I’ve been struggling lately with fitting exercise and healthier eating into my life. Add kids and a full-time job to my fondness for for sleep, TV and a daily glass of wine, and going on a run often falls by the wayside.
Just yesterday I was thinking about how the only time in my life that I’ve successfully made working out a priority is in the months leading up to my wedding. My incentive: Looking fabulous in my pricey dress in front of 150 people.
Since then, few incentives look as good as a second piece of carrot cake (man, I’d better get to the point before I sound any more like Cathy).

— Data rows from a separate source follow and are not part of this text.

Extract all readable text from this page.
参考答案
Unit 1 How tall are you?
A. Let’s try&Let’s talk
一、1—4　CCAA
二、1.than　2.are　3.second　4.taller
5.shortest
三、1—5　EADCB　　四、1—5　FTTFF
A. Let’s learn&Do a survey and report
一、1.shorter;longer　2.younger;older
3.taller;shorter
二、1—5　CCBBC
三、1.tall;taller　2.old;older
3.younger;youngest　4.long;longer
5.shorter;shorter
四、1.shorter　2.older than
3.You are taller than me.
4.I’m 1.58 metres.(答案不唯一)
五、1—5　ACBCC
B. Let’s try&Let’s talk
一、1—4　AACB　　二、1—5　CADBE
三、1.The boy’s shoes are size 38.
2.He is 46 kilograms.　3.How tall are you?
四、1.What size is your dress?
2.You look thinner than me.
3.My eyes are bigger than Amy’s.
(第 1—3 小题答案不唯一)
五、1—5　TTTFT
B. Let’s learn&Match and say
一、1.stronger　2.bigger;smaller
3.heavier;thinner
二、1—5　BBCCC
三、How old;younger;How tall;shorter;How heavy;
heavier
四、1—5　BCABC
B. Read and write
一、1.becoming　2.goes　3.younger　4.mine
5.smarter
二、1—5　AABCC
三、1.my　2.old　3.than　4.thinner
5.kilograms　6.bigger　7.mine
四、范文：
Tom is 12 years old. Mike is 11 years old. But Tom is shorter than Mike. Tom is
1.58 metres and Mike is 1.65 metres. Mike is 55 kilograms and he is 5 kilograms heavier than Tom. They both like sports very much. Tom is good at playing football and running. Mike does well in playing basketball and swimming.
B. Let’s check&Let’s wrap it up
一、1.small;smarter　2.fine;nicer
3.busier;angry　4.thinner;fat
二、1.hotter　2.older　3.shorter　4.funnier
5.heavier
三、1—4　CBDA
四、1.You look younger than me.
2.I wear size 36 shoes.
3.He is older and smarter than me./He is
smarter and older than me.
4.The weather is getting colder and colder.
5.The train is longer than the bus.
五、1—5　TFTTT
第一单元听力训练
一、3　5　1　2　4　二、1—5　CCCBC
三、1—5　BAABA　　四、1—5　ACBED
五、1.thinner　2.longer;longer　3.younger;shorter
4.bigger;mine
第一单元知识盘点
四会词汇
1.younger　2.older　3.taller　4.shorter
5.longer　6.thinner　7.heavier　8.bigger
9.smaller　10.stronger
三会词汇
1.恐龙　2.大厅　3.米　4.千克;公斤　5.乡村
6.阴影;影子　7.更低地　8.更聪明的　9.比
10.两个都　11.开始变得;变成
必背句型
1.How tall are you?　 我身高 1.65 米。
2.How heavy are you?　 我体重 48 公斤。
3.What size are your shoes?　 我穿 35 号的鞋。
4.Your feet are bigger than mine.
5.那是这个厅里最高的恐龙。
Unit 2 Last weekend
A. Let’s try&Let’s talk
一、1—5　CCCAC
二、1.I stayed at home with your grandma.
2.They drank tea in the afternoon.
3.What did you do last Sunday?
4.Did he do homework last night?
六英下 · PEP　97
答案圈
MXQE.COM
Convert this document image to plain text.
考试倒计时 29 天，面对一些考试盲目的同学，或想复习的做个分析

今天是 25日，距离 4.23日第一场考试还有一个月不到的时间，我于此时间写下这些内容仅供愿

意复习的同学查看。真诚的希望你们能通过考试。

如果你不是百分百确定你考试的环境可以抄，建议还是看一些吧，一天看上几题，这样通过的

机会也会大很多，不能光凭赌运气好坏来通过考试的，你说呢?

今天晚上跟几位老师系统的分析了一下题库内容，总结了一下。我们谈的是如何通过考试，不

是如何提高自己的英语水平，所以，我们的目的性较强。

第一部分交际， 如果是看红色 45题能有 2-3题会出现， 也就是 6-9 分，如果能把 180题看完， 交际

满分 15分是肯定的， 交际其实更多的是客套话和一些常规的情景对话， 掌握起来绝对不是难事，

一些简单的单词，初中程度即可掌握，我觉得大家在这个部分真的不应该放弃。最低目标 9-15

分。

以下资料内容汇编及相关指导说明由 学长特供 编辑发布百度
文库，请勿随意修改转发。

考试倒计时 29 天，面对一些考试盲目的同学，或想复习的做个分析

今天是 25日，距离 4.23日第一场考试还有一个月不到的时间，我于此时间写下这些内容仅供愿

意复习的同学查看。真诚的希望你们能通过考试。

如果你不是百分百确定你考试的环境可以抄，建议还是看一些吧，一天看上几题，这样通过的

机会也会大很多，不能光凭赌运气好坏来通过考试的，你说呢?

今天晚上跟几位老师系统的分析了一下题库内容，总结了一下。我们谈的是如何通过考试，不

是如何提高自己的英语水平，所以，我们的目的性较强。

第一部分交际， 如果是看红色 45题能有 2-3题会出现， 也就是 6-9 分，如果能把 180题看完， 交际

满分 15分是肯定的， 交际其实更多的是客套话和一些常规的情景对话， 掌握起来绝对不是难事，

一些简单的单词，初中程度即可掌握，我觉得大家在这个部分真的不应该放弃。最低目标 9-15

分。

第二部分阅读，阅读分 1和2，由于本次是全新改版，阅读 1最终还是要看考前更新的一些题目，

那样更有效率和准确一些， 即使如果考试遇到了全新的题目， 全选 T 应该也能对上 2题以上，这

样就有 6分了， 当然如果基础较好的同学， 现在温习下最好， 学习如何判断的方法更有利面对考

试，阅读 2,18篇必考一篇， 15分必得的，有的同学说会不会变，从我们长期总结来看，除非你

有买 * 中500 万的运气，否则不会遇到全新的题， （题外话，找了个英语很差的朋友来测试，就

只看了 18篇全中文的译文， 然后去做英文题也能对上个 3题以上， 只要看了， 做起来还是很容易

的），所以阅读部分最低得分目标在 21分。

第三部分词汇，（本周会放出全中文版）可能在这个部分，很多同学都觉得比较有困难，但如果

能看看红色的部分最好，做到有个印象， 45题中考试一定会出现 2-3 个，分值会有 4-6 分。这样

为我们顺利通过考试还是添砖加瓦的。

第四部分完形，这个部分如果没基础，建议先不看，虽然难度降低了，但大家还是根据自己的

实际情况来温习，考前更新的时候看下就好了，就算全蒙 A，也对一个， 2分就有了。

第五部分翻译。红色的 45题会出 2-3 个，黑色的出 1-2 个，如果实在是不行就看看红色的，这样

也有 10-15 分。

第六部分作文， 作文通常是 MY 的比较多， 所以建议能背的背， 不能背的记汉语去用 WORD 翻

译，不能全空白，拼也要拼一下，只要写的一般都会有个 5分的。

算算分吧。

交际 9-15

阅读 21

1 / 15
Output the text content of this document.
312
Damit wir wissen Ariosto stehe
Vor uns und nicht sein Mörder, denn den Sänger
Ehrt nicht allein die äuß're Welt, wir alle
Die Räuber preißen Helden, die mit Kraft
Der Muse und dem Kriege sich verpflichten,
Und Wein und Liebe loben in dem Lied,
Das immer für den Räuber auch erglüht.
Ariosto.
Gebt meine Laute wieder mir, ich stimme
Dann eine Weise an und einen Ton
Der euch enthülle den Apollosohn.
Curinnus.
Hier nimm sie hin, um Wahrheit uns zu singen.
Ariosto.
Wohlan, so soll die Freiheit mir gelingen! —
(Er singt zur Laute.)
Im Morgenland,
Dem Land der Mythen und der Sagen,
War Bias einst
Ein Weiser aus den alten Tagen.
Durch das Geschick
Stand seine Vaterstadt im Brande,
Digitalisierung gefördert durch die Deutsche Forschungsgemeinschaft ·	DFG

Enter Stikk.com — a web site created by Yale economists after they successfully lost weight and kept it off by promising each other half a year’s worth of salary if they failed. When I came across this LA Times opinon piece written in January by one of the founders, I hung on every word. Here’s the site’s philosophy:
The concept is grounded on two well-known principles of behavioral economics: (1) people don’t always do what they claim they want to do, and (2) incentives get people to do things.
Here’s the deal. I sign up and make a commitment to exercise regularly, lose a certain amount of weight, even vote. I can make up a commitment of any kind and register it with Stikk.
If I keep my commitment, then good for me. I don’t spend a penny (the site is free). If I fail, then the money I’ve pledged, whether it’s $5 or $500, is transferred to the chum or charity of my choice.
I can pick a referee to monitor my every move and can e-mail friends so they can keep tabs of my progress.
I think it’s a cool concept. So here’s what I’m thinking. Send me an e-mail (kara@startribune.com, subject line: Stikk) and I’ll invite you to watch my progress. If I fail to exercise four times a week for 30 minutes at a time for the next 12 weeks, I’ll randomly pick one of those e-mail address owners to receive my pool of cash. I’m pledging $20 a week, for $240. Call it Kara’s exercise stimulus package.
If looking good in front of 150 people was incentive enough, looking bad in front of all of you should get my feet moving.